The Seattle Seahawks Are Coming Dangerously Closer to Admitting They Should Never Have Traded for Jamal Adams
The Seattle Seahawks didn’t just imagine All-Pro safety Jamal Adams securing the team’s second Super Bowl title. The franchise, understandably, likely envisioned a world where Adams grabbed interceptions and sacked the quarterback for years to come.
For now, much of that idea remains only a concept. More than anything, the Seahawks are instead coming dangerously closer to regretting acquiring Adams in the first place.
The Seahawks reportedly aren’t budging on agreeing to terms with Jamal Adams

In his first year with the Seahawks, Adams more than lived up to expectations. The LSU product totaled a career-high 9.5 sacks — the single-highest total by a defensive back in league history — and earned Pro Bowl honors for the third straight season.
The statistics only tell part of the story, however. When the Seahawks traded two first-round picks to the New York Jets for the dynamic safety, they did so knowing he could potentially hit free agency after the 2022 season. Seattle picked up the fifth-year option on Adams, the sixth overall pick in the 2017 NFL Draft.
At this point, Seahawks fans may want to start preparing for the idea of Adams wearing another uniform next year. According to The Seattle Times, the Seahawks are “not budging” in their contract standoff with the fifth-year safety.
The Times reported the Seahawks offered Adams a four-year contract with $17.5 million in total annual compensation and $38 million guaranteed.
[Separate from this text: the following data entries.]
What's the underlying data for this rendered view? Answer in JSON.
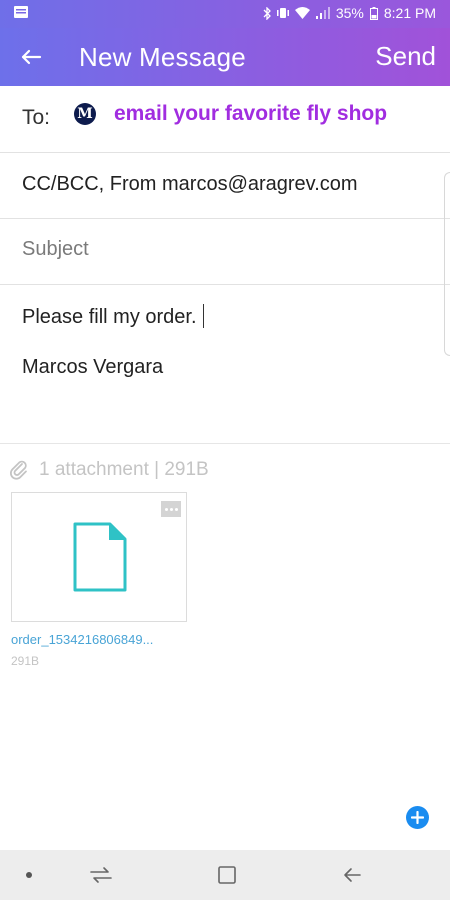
{
  "status_bar": {
    "battery": "35%",
    "time": "8:21 PM"
  },
  "header": {
    "title": "New Message",
    "send_label": "Send"
  },
  "compose": {
    "to_label": "To:",
    "recipient_avatar_letter": "M",
    "recipient": "email your favorite fly shop",
    "cc_from": "CC/BCC, From marcos@aragrev.com",
    "subject_placeholder": "Subject",
    "body_line1": "Please fill my order.",
    "body_line2": "Marcos Vergara"
  },
  "attachments": {
    "summary": "1 attachment | 291B",
    "items": [
      {
        "name": "order_1534216806849...",
        "size": "291B"
      }
    ]
  },
  "colors": {
    "recipient": "#a12de0",
    "accent_blue": "#1a8cf0",
    "file_icon": "#2fc2c6"
  }
}
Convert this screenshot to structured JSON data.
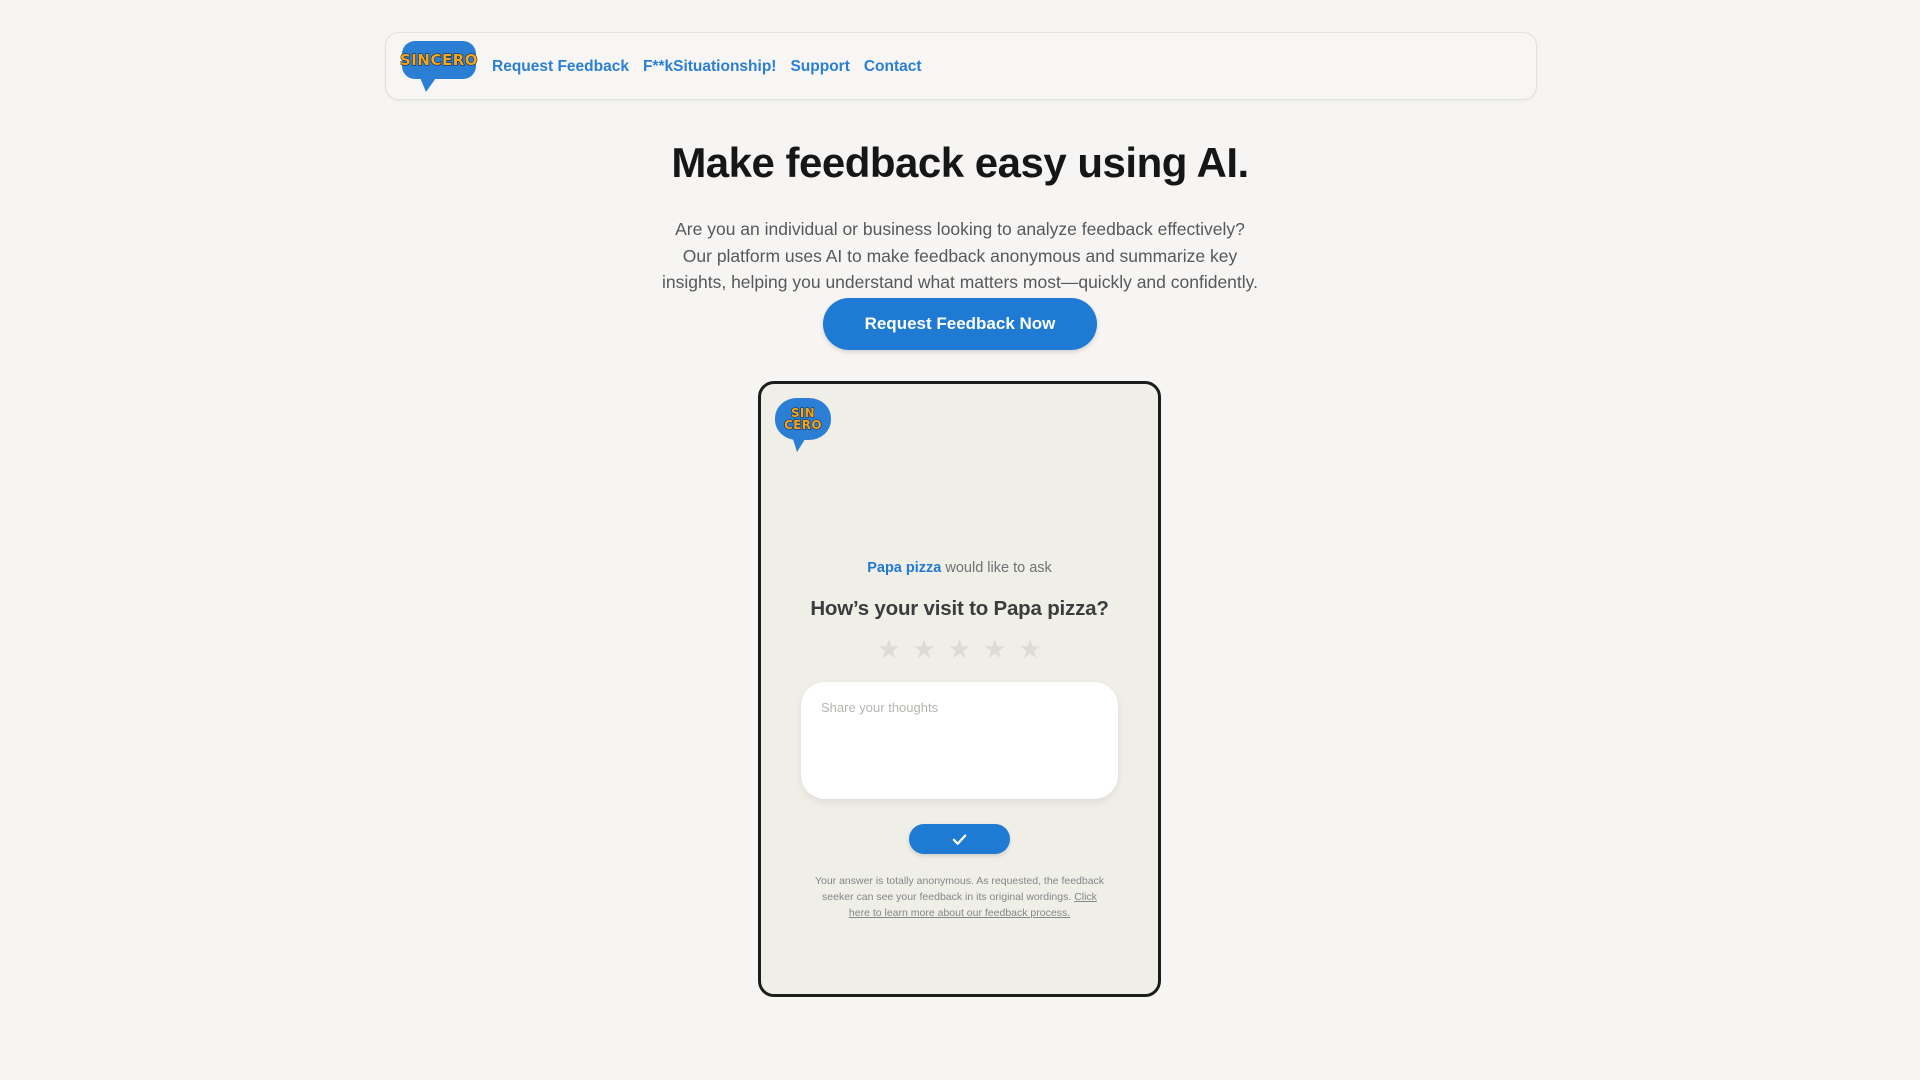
{
  "header": {
    "logo": {
      "icon": "speech-bubble-logo",
      "text": "SINCERO"
    },
    "nav": [
      {
        "label": "Request Feedback"
      },
      {
        "label": "F**kSituationship!"
      },
      {
        "label": "Support"
      },
      {
        "label": "Contact"
      }
    ]
  },
  "hero": {
    "title": "Make feedback easy using AI.",
    "subtitle": "Are you an individual or business looking to analyze feedback effectively? Our platform uses AI to make feedback anonymous and summarize key insights, helping you understand what matters most—quickly and confidently.",
    "cta_label": "Request Feedback Now"
  },
  "preview": {
    "logo": {
      "icon": "speech-bubble-logo",
      "line1": "SIN",
      "line2": "CERO"
    },
    "asker_name": "Papa pizza",
    "asker_suffix": " would like to ask",
    "question": "How’s your visit to Papa pizza?",
    "rating": {
      "icon": "star-icon",
      "glyph": "★",
      "count": 5,
      "selected": 0
    },
    "answer": {
      "value": "",
      "placeholder": "Share your thoughts"
    },
    "submit": {
      "icon": "check-icon",
      "label": ""
    },
    "disclaimer_text": "Your answer is totally anonymous. As requested, the feedback seeker can see your feedback in its original wordings. ",
    "disclaimer_link": "Click here to learn more about our feedback process."
  },
  "colors": {
    "accent_blue": "#1f7ad4",
    "logo_blue": "#2a7fd4",
    "logo_orange": "#f5a623",
    "page_bg": "#f6f5f3",
    "card_bg": "#efeee7",
    "card_border": "#1c1c1c",
    "star_empty": "#dcdbd6"
  }
}
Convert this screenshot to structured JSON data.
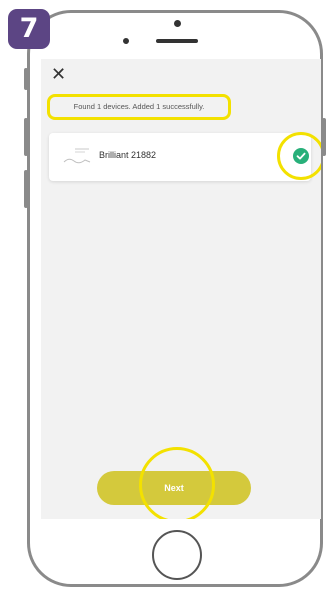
{
  "step": {
    "number": "7"
  },
  "header": {
    "close_symbol": "✕"
  },
  "status": {
    "message": "Found 1 devices. Added 1 successfully."
  },
  "devices": [
    {
      "name": "Brilliant 21882",
      "status": "success"
    }
  ],
  "actions": {
    "next_label": "Next"
  },
  "colors": {
    "accent": "#d4c93c",
    "highlight": "#f3e100",
    "success": "#28b07a",
    "badge": "#5c4584"
  }
}
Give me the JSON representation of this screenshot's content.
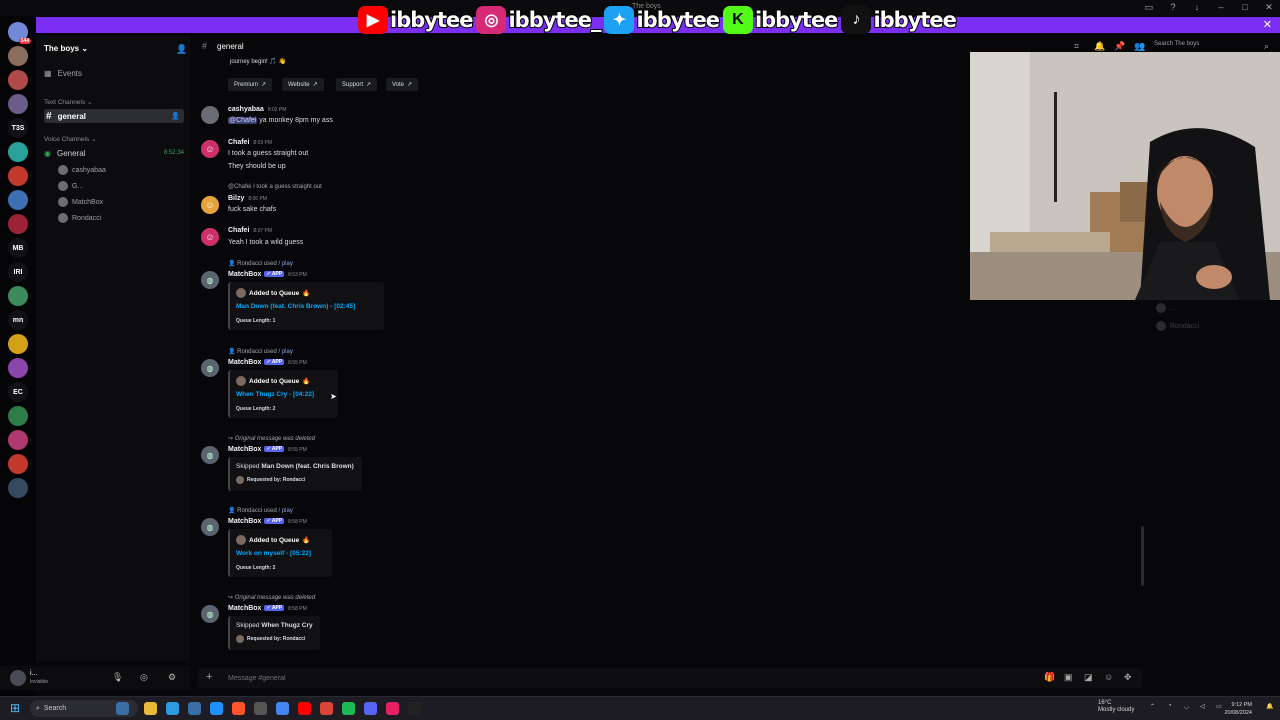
{
  "window": {
    "title": "The boys"
  },
  "overlay": {
    "socials": [
      {
        "platform": "youtube-icon",
        "handle": "ibbytee",
        "color": "#ff0000"
      },
      {
        "platform": "instagram-icon",
        "handle": "ibbytee_",
        "color": "#d62976"
      },
      {
        "platform": "twitter-icon",
        "handle": "ibbytee",
        "color": "#1da1f2"
      },
      {
        "platform": "kick-icon",
        "handle": "ibbytee",
        "color": "#53fc18"
      },
      {
        "platform": "tiktok-icon",
        "handle": "ibbytee",
        "color": "#111111"
      }
    ]
  },
  "rail": {
    "servers": [
      {
        "label": "",
        "badge": "144",
        "color": "#7289da"
      },
      {
        "label": "",
        "badge": "",
        "color": "#8a6d5a"
      },
      {
        "label": "",
        "badge": "",
        "color": "#b04a4a"
      },
      {
        "label": "",
        "badge": "",
        "color": "#6a5d8a"
      },
      {
        "label": "T3S",
        "badge": "",
        "color": "#121215"
      },
      {
        "label": "",
        "badge": "",
        "color": "#2aa198"
      },
      {
        "label": "",
        "badge": "",
        "color": "#c0392b"
      },
      {
        "label": "",
        "badge": "",
        "color": "#3d6fb5"
      },
      {
        "label": "",
        "badge": "",
        "color": "#9b2335"
      },
      {
        "label": "MB",
        "badge": "",
        "color": "#121215"
      },
      {
        "label": "IRI",
        "badge": "",
        "color": "#121215"
      },
      {
        "label": "",
        "badge": "",
        "color": "#3b8a5a"
      },
      {
        "label": "mn",
        "badge": "",
        "color": "#121215"
      },
      {
        "label": "",
        "badge": "",
        "color": "#d4a017"
      },
      {
        "label": "",
        "badge": "",
        "color": "#8e44ad"
      },
      {
        "label": "EC",
        "badge": "",
        "color": "#121215"
      },
      {
        "label": "",
        "badge": "",
        "color": "#2d7d46"
      },
      {
        "label": "",
        "badge": "",
        "color": "#b03a6e"
      },
      {
        "label": "",
        "badge": "",
        "color": "#c0392b"
      },
      {
        "label": "",
        "badge": "",
        "color": "#34495e"
      }
    ]
  },
  "sidebar": {
    "server_name": "The boys",
    "events_label": "Events",
    "text_category": "Text Channels",
    "text_channel": "general",
    "voice_category": "Voice Channels",
    "voice_channel": "General",
    "voice_timer": "8:52:34",
    "voice_users": [
      "cashyabaa",
      "G...",
      "MatchBox",
      "Rondacci"
    ]
  },
  "user_panel": {
    "name": "i...",
    "status": "Invisible"
  },
  "chat": {
    "channel": "general",
    "search_placeholder": "Search The boys",
    "composer_placeholder": "Message #general"
  },
  "messages": {
    "top_line": "journey begin! 🎵 👋",
    "buttons": [
      "Premium",
      "Website",
      "Support",
      "Vote"
    ],
    "m1": {
      "author": "cashyabaa",
      "time": "8:02 PM",
      "mention": "@Chafei",
      "text": "ya monkey 8pm my ass"
    },
    "m2": {
      "author": "Chafei",
      "time": "8:03 PM",
      "line1": "I took a guess straight out",
      "line2": "They should be up"
    },
    "m3": {
      "reply": "@Chafei I took a guess straight out",
      "author": "Bilzy",
      "time": "8:06 PM",
      "text": "fuck sake chafs"
    },
    "m4": {
      "author": "Chafei",
      "time": "8:07 PM",
      "text": "Yeah I took a wild guess"
    },
    "q1": {
      "user": "Rondacci",
      "used": "used",
      "cmd": "/ play",
      "author": "MatchBox",
      "tag": "APP",
      "time": "8:53 PM",
      "title": "Added to Queue",
      "link": "Man Down (feat. Chris Brown) - [02:45]",
      "sub": "Queue Length: 1"
    },
    "q2": {
      "user": "Rondacci",
      "used": "used",
      "cmd": "/ play",
      "author": "MatchBox",
      "tag": "APP",
      "time": "8:55 PM",
      "title": "Added to Queue",
      "link": "When Thugz Cry - [04:22]",
      "sub": "Queue Length: 2"
    },
    "s1": {
      "reply": "Original message was deleted",
      "author": "MatchBox",
      "tag": "APP",
      "time": "8:55 PM",
      "text_prefix": "Skipped",
      "song": "Man Down (feat. Chris Brown)",
      "req": "Requested by: Rondacci"
    },
    "q3": {
      "user": "Rondacci",
      "used": "used",
      "cmd": "/ play",
      "author": "MatchBox",
      "tag": "APP",
      "time": "8:58 PM",
      "title": "Added to Queue",
      "link": "Work on myself - [05:22]",
      "sub": "Queue Length: 2"
    },
    "s2": {
      "reply": "Original message was deleted",
      "author": "MatchBox",
      "tag": "APP",
      "time": "8:58 PM",
      "text_prefix": "Skipped",
      "song": "When Thugz Cry",
      "req": "Requested by: Rondacci"
    }
  },
  "right_list": {
    "users": [
      "...",
      "Rondacci"
    ]
  },
  "taskbar": {
    "search_label": "Search",
    "weather_temp": "16°C",
    "weather_desc": "Mostly cloudy",
    "time": "9:12 PM",
    "date": "20/08/2024"
  }
}
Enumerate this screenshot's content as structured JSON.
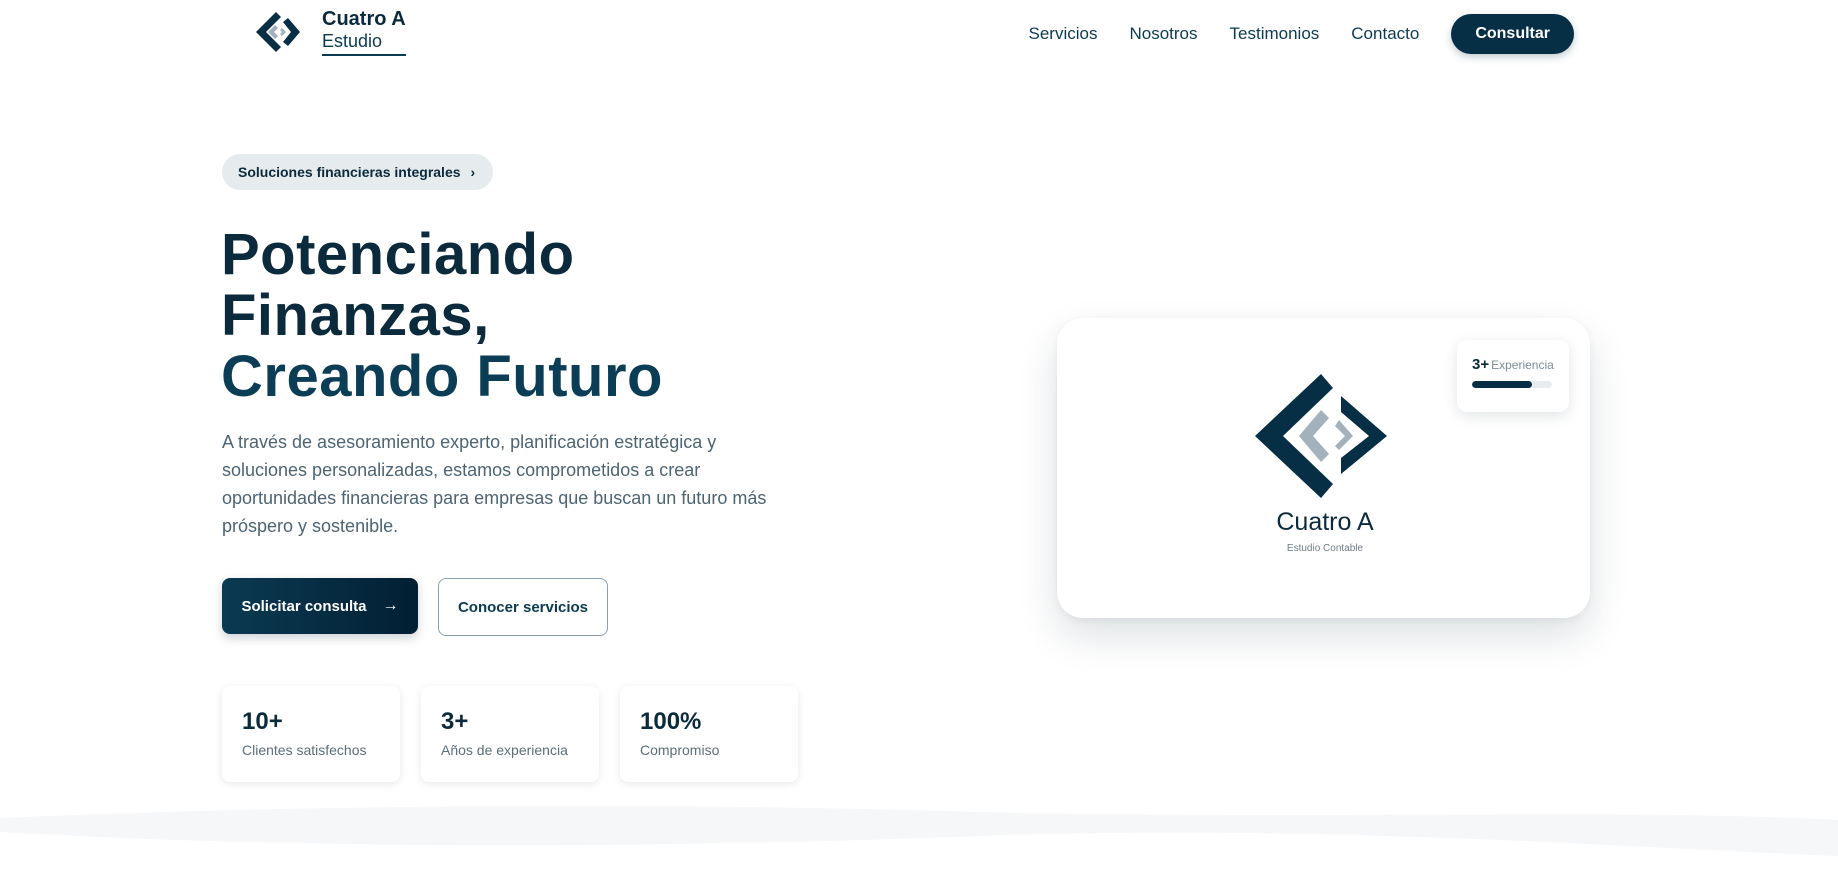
{
  "brand": {
    "title": "Cuatro A",
    "subtitle": "Estudio",
    "logo_icon": "cuatro-a-logo-icon"
  },
  "nav": {
    "links": [
      "Servicios",
      "Nosotros",
      "Testimonios",
      "Contacto"
    ],
    "cta": "Consultar"
  },
  "hero": {
    "pill": "Soluciones financieras integrales",
    "pill_icon": "chevron-right-icon",
    "headline_line1": "Potenciando",
    "headline_line2": "Finanzas,",
    "headline_line3": "Creando Futuro",
    "description": "A través de asesoramiento experto, planificación estratégica y soluciones personalizadas, estamos comprometidos a crear oportunidades financieras para empresas que buscan un futuro más próspero y sostenible.",
    "primary_button": "Solicitar consulta",
    "primary_button_icon": "arrow-right-icon",
    "secondary_button": "Conocer servicios"
  },
  "stats": [
    {
      "value": "10+",
      "label": "Clientes satisfechos"
    },
    {
      "value": "3+",
      "label": "Años de experiencia"
    },
    {
      "value": "100%",
      "label": "Compromiso"
    }
  ],
  "card": {
    "badge_value": "3+",
    "badge_label": "Experiencia",
    "badge_progress": 0.75,
    "title": "Cuatro A",
    "subtitle": "Estudio Contable"
  },
  "colors": {
    "primary": "#062f45",
    "text": "#0b2a3c",
    "muted": "#4d6473",
    "accent_gray": "#a3b1bc"
  }
}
That extension would make him the highest-paid safety in the NFL. However, Adams’ camp countered with $40 million in guarantees and a request that all bonus money would be moved into the deal’s first three years.
Although Adams is currently in Seahawks camp and attending meetings, he was not participating in practices as of publication.
The Seahawks have possibly botched this situation beyond repair
Good news exists for the Seahawks on two fronts. First, Adams is in the midst of his prime and remains among the league’s most impactful defensive backs.
Elsewhere, the Seahawks have the franchise tag at their disposal. Even if Adams doesn’t agree to terms on the new deal, he can play under the tag in 2022 and 2023. The Times reported the franchise tag for safeties in 2022 is projected to be $12.4 million. That total would increase to somewhere in the $15 million range in 2023.
However, the franchise tag and increased salary don’t mean Adams will play for the Seahawks next year. He’s already used his voice and Twitter account to leave one undesirable situation with the Jets. If he doesn’t get the contract he desires, no one should be surprised to see him pull a similar stunt in the coming months.
All of this raises the question about why the Seahawks didn’t negotiate an extension with Adams when the team acquired him a year ago. All of the 2017 NFL Draft’s first-round picks were eligible to sign new contracts last summer. The Seahawks had no reason to agree to table contract talks with a player who’d already grown into an All-Pro safety.
This is already shaping out to be another disastrous acquisition by the Seahawks, who could have given up considerable assets for an elite young player who may not stick around. Adams has at least already been more valuable than Percy Harvin, for whom the Seahawks traded a first-round pick and two other selections in 2013 before getting eight total games out of him and trading him to, of all teams, the Jets.
Adams can make things look far better if the Seahawks win the Super Bowl this season
If there’s one thing that makes the Harvin trade redeemable in hindsight, it’s that the Seahawks managed to win Super Bowl 48 despite him missing nearly all of the season. The electric receiver’s 87-yard kickoff return in the Big Game certainly helped, too.
A similar opportunity could present itself for Adams and his legacy in Seattle. Although there has been no indication that the fifth-year safety will sit out regular-season games without a new contract, it’d be hard to fault the Seahawks if that fear emerged in the coming weeks. The Seahawks desperately need Adams in the secondary if they’re to compete for a second straight NFC West division title.
But let’s say Adams returns without a new deal, he plays at an elite level, and the Seahawks win the Super Bowl. Whatever happens after, whether it’s a new deal, a trade, or him leaving for the San Francisco 49ers in free agency, comes with the caveat that, yes, the Seahawks would have won a Super Bowl in his time there.
We understand that cash is king, especially in the modern NFL. But a well-deserved Super Bowl ring often speaks the loudest.